It’s not just a professional crisis for pastors, for many it’s a personal crisis …

Social media was abuzz in 2021 when a report was released stating at least 38 percent of pastors had considered quitting vocational ministry that year (see the article here).

In 2022, that has worsened to 42 percent (see the article here).

Much of the talk has been about the various reasons why so many pastors would consider quitting, and the numerous challenges they face in their “professional” work shepherding local congregations. But as the need for Pastor Care (clinical counseling for vocational and bi-vocational pastors) has skyrocketed over the past two years, what I’ve seen at Scott Free Clinic is that, for many pastors, it’s not just a professional crisis but a personal one.

Let me be more specific:

I’ve never seen a time when so many church leaders were failing to apply to their own lives what they preach and teach the people they lead.

One example stands out. Recently I spent time counseling with a church leader who has decades of church ministry experience, is highly educated, is still a leader in the church and now has a business coaching executives and leaders. She can rattle off any number of cookie cutter coaching techniques to “help executives move to the next level,” but was completely overwhelmed with the troubles in her own life and was at a complete loss as to how to apply to her own life and marriage what she taught everyone else.

Then there’s the pastor who is so lost in “woe is me” that as he counsels others in how to live a life of faith in Christ, he has no hope for his own.

There are several such examples, and with each I would ask, “What counsel would you give someone else who came to you with the troubles you’re experiencing?” Several were able to verbalize wise, biblically-based counsel, but felt perplexed at how to live it out themselves.

Let’s step back and face the reality that for decades, we’ve known in the church that pastors have routinely made excuses about how they were so busy with ministry they didn’t have time to rightly exercise spiritual disciples, or nurture their marriages and families, etc. Then, when the pandemic hit, it served as an accelerant to heighten all of their professional challenges and, being caught in a weakened spiritual and relational condition personally, the result has been unprecedented levels of need for Pastor Care and ministers feeling so overwhelmed they’re seriously thinking about walking away from ministry.

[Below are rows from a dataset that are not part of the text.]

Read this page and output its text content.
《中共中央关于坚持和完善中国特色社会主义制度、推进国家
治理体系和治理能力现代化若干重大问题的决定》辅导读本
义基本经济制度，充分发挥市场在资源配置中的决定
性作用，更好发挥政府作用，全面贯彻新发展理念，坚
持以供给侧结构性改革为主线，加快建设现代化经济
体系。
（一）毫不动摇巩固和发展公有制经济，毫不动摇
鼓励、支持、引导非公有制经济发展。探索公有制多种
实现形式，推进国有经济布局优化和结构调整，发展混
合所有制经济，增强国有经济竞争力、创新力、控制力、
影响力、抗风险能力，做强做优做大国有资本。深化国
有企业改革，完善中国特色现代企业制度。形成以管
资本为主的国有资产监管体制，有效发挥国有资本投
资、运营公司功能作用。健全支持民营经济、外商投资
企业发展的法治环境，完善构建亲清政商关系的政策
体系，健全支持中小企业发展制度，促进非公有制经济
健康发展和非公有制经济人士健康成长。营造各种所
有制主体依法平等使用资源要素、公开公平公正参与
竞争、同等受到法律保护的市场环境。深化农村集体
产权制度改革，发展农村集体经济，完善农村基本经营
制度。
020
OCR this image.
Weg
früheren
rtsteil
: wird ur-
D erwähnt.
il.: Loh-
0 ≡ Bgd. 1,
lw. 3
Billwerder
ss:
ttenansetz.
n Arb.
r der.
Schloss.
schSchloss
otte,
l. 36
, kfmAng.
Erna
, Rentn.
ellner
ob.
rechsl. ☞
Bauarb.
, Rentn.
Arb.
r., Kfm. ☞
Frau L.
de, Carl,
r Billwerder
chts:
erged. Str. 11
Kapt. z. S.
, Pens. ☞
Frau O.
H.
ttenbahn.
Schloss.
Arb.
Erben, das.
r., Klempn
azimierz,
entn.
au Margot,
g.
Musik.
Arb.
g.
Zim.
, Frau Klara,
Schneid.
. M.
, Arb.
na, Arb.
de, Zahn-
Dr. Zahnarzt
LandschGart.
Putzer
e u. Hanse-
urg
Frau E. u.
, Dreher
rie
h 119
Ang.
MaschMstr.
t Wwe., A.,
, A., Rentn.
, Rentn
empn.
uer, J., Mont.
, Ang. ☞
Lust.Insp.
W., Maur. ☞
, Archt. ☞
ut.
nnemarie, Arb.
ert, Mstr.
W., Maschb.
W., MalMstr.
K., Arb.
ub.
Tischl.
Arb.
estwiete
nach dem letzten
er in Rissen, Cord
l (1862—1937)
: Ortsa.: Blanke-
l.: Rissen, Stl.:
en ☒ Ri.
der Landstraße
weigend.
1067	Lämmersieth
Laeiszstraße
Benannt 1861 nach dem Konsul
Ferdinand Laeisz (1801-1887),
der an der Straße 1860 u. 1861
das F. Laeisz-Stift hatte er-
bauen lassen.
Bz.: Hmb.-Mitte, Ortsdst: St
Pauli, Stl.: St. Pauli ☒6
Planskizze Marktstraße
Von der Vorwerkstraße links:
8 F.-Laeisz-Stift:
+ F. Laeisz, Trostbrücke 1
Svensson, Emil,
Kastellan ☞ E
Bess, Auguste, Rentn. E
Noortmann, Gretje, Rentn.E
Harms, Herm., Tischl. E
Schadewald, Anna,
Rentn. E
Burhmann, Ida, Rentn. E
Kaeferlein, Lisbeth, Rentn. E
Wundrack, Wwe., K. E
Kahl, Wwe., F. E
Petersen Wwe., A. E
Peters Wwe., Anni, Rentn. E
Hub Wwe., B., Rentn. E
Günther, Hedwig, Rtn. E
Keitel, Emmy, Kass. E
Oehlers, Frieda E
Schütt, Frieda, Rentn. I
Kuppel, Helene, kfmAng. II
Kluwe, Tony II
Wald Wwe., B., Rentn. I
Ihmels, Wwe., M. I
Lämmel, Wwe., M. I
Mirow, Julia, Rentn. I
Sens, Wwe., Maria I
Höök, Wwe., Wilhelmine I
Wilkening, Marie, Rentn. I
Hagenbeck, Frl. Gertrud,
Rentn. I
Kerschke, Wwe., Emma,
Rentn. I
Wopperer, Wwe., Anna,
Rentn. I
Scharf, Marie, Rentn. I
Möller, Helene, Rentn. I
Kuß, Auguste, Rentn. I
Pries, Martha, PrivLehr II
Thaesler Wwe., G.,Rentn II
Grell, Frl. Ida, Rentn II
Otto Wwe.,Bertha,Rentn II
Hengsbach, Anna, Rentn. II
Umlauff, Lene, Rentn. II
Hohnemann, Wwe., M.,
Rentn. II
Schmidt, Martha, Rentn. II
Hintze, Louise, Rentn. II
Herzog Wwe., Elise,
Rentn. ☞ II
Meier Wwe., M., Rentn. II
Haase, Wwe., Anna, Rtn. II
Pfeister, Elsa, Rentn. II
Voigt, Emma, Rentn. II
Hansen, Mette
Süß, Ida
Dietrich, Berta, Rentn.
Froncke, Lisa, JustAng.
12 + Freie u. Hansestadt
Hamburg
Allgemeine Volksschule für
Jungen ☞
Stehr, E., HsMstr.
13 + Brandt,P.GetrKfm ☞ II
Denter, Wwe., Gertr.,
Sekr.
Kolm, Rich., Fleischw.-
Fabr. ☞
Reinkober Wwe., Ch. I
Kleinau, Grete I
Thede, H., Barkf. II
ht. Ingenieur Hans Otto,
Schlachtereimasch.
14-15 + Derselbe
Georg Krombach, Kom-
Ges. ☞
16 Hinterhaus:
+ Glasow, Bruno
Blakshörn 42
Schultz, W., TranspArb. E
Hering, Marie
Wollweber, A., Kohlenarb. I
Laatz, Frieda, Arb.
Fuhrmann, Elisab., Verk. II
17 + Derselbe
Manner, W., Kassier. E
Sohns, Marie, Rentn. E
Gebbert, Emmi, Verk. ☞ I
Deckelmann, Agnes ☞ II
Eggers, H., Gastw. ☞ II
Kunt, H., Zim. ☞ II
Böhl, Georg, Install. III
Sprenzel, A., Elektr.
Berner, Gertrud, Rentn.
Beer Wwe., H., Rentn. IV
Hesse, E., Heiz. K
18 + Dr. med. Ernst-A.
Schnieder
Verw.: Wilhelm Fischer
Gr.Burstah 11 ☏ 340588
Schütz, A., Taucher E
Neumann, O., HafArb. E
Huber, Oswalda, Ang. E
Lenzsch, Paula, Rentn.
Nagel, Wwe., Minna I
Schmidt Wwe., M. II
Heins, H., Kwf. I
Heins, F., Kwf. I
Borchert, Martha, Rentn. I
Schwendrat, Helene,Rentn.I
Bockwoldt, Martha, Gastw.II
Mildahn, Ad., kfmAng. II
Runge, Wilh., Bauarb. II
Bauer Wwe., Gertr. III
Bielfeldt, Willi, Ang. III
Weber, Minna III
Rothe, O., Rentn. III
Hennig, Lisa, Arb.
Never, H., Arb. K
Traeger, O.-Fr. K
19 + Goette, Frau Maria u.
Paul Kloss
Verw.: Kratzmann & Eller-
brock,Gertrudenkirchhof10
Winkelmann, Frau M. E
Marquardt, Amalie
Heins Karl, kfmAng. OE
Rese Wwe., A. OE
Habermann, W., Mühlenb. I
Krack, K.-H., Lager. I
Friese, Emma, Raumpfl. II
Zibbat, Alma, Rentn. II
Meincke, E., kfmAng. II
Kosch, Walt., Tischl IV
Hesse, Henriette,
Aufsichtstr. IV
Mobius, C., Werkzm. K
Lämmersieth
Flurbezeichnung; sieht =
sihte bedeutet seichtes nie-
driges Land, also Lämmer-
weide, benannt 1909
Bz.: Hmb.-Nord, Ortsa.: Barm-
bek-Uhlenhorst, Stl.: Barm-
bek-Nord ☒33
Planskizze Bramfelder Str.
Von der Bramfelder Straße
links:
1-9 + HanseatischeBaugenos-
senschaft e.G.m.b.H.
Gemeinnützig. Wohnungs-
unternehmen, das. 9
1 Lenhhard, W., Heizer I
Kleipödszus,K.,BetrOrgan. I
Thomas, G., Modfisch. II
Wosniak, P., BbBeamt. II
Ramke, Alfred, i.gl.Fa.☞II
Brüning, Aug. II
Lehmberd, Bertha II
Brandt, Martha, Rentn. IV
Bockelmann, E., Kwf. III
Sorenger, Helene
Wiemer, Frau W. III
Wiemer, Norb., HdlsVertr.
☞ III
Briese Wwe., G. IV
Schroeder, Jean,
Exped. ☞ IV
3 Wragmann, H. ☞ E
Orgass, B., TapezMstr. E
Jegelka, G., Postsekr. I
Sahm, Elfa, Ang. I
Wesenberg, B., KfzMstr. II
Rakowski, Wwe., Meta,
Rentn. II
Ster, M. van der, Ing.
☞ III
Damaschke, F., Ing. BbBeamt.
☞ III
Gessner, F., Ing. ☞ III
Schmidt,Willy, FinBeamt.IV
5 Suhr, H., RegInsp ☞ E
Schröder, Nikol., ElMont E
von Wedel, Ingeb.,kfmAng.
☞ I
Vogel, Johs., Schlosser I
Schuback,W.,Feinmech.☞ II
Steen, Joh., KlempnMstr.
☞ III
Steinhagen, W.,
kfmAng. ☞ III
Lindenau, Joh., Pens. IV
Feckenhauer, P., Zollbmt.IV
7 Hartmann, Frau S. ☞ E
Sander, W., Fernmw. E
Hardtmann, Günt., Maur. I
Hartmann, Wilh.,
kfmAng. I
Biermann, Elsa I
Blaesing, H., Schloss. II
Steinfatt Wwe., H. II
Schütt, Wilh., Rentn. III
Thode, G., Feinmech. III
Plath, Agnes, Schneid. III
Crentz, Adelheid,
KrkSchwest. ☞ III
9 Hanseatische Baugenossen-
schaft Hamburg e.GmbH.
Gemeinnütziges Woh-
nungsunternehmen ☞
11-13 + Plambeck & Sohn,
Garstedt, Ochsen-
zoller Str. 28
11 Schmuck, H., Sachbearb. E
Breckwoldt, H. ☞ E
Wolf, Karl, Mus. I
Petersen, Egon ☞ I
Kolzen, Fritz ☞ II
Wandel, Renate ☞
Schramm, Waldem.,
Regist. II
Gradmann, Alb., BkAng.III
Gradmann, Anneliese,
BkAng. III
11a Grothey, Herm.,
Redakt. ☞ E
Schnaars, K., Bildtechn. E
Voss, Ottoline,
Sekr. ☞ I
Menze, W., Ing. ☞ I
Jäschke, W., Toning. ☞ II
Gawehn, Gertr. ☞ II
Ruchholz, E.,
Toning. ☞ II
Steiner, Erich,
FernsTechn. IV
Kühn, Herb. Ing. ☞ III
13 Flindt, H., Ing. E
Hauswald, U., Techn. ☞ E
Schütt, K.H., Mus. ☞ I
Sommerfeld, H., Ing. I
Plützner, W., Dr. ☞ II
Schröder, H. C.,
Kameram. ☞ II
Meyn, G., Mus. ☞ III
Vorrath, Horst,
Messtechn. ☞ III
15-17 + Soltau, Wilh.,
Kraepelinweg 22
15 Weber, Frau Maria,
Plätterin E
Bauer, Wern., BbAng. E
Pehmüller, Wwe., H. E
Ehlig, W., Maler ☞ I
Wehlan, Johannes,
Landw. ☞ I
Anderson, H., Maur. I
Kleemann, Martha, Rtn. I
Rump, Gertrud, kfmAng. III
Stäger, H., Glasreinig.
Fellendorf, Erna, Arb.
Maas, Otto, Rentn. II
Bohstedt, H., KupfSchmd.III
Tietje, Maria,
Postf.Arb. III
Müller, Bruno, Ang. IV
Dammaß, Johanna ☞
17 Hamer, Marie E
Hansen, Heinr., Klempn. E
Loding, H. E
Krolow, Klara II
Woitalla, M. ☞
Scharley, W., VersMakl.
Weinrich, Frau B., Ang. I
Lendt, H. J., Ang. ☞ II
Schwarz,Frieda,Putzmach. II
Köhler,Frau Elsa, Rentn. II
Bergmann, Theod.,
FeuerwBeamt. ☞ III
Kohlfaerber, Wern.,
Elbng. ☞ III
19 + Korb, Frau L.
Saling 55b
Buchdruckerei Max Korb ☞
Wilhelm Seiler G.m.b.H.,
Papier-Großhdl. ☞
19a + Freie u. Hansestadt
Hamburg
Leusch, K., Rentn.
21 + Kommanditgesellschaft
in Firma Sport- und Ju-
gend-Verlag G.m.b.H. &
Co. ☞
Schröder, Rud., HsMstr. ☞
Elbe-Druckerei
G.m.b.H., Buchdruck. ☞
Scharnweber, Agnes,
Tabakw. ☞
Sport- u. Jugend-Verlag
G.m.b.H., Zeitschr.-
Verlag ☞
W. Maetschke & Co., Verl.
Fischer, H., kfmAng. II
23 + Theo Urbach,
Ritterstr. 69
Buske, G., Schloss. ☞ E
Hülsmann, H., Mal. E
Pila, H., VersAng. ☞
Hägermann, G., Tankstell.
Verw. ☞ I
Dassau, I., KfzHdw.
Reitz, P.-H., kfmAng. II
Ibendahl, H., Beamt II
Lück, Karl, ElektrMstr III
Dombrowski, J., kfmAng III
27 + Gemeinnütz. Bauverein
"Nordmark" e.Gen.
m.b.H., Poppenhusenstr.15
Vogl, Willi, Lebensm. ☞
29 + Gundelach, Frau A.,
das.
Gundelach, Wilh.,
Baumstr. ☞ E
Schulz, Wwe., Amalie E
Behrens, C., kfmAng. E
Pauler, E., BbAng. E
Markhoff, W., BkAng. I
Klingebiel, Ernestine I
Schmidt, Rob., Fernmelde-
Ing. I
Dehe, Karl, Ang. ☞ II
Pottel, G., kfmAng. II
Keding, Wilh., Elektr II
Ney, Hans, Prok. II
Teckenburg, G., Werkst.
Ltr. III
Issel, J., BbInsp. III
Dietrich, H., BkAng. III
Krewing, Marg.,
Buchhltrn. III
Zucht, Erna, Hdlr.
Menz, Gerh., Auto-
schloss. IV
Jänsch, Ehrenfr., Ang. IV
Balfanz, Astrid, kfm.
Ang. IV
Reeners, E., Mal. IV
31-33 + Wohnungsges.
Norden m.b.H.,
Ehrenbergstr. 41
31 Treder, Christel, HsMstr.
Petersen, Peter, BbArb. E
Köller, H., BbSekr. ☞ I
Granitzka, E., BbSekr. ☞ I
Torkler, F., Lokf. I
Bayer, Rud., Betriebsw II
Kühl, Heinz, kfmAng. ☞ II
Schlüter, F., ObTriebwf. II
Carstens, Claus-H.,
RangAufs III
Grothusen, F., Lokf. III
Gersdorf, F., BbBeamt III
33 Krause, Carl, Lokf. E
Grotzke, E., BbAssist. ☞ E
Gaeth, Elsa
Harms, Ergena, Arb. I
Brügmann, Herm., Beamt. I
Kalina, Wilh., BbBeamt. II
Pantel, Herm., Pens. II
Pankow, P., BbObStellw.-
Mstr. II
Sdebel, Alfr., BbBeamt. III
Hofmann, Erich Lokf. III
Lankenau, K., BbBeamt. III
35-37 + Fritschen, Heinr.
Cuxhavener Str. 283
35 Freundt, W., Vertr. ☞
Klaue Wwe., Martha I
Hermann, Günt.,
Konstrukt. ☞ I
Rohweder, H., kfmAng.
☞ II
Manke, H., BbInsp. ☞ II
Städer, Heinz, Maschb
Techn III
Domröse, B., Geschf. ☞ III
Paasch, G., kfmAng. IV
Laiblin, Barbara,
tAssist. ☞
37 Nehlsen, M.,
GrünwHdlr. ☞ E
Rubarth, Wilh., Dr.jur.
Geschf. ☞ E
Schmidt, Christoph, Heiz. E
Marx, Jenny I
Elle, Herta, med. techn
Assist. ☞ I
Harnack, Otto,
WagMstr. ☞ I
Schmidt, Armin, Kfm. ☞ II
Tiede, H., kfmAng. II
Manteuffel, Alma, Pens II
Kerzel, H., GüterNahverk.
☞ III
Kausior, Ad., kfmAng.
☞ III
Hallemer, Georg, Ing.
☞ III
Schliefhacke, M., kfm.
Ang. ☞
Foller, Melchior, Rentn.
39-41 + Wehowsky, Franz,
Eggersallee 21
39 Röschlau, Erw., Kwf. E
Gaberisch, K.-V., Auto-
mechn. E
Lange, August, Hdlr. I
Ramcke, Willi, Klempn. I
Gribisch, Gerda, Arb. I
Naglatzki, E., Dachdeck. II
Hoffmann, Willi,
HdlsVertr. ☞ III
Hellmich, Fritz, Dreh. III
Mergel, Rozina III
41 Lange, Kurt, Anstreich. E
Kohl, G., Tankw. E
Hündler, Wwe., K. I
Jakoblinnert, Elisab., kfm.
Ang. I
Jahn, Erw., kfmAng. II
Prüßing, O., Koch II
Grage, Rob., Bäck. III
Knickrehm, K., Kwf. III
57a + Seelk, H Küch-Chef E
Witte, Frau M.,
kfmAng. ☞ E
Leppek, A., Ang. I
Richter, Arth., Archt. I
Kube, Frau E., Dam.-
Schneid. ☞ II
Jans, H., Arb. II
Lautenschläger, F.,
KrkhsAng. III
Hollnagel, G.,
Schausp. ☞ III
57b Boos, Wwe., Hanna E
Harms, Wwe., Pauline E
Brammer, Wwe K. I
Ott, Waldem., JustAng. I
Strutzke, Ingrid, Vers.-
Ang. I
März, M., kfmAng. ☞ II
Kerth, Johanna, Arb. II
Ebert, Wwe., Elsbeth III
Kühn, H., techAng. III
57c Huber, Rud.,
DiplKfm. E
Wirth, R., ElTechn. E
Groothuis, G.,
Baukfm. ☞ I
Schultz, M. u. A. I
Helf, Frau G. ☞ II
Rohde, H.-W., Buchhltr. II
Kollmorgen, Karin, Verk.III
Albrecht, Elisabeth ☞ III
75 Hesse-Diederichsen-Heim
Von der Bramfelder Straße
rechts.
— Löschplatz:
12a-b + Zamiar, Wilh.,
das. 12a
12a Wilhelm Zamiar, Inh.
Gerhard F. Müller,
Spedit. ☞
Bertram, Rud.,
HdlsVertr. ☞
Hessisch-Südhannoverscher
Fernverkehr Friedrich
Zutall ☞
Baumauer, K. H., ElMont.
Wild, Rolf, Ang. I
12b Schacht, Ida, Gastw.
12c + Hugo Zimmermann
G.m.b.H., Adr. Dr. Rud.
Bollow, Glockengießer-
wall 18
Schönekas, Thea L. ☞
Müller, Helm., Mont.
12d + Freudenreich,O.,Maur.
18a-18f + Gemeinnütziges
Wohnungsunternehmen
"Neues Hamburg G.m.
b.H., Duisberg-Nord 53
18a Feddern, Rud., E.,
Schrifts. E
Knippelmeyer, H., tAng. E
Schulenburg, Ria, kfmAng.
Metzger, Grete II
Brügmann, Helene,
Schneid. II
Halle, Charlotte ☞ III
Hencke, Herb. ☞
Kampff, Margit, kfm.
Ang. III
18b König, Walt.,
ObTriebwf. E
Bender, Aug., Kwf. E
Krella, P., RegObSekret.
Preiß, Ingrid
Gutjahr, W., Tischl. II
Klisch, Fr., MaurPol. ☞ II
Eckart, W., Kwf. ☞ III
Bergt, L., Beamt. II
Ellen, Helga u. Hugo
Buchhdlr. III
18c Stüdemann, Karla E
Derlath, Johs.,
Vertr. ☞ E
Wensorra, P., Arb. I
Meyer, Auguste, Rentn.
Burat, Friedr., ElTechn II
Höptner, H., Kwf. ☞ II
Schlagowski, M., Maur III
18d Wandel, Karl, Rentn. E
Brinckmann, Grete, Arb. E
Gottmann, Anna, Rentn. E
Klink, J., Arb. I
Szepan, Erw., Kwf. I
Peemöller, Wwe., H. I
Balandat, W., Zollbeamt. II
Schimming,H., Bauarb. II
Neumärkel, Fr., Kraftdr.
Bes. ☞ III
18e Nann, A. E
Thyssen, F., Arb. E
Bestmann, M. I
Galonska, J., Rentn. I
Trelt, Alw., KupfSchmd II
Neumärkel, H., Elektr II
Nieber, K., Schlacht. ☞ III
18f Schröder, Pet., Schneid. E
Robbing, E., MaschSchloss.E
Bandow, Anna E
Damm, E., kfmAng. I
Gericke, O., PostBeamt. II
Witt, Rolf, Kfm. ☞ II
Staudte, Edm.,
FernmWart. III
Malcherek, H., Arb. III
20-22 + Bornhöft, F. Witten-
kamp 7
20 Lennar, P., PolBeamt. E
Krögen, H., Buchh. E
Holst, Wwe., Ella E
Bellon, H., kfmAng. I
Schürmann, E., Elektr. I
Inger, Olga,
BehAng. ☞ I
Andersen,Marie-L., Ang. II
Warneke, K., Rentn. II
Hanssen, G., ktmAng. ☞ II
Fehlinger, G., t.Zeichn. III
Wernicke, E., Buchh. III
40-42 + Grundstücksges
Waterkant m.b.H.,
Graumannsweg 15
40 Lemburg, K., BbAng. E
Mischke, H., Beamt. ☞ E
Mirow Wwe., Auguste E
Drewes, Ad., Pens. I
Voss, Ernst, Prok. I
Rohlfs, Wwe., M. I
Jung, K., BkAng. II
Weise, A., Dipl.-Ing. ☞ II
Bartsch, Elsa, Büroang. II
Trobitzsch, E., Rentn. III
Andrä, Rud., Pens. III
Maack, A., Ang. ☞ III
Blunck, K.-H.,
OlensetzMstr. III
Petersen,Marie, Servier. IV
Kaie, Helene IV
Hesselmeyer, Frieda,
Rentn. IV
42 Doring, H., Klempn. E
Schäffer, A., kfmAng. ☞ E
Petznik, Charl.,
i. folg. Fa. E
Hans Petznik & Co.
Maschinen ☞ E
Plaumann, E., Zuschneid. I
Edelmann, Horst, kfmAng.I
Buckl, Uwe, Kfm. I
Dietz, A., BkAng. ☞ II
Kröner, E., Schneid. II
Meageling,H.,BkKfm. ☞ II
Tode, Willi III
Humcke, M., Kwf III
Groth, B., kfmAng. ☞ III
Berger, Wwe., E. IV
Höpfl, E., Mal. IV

And let’s add one other point: Recent research has revealed that only 37 percent of pastors have a biblical worldview (see the article here). To approach the “professional” challenges of pastoring in 2022, as well as life’s personal challenges, without a biblical worldview is setting yourself up for calamity.

For many, the answer isn’t to quit, but instead to right the foundation of their lives and how they live so that they can minister well to others. Let’s face it, when you can verbalize for others how to live well as a disciple of Jesus while failing to do the same, at some point that lack in your life will result in a collapse, and that is a lot of what we’re seeing.

Jesus warned us about what happens to a life that isn’t solidly rooted upon the right foundation:

“Anyone who listens to my teaching and follows it is wise, like a person who builds a house on solid rock. Though the rain comes in torrents and the floodwaters rise and the winds beat against that house, it won’t collapse because it is built on bedrock. But anyone who hears my teaching and doesn’t obey it is foolish, like a person who builds a house on sand. When the rains and floods come and the winds beat against that house, it will collapse with a mighty crash,” Matthew 7:24-27.

Teaching something while not living it is NOT having your own life anchored into the one foundation that can weather life’s storms, such as everything that has happened within the church just over the last two years.

Some church leaders need to step back and learn afresh how to first make real and personally obey/live out in their own lives what they preach and teach so that they can lead from a healthy life (spiritually, mentally, emotionally, socially, and even physically) and endure the storms of ministry. I want to encourage those church leaders, and to let them know Scott Free Clinic is here to help them if needed. You can find times of refreshing in the Lord, and you can rebound to experience serving Christ the way He always intended for you.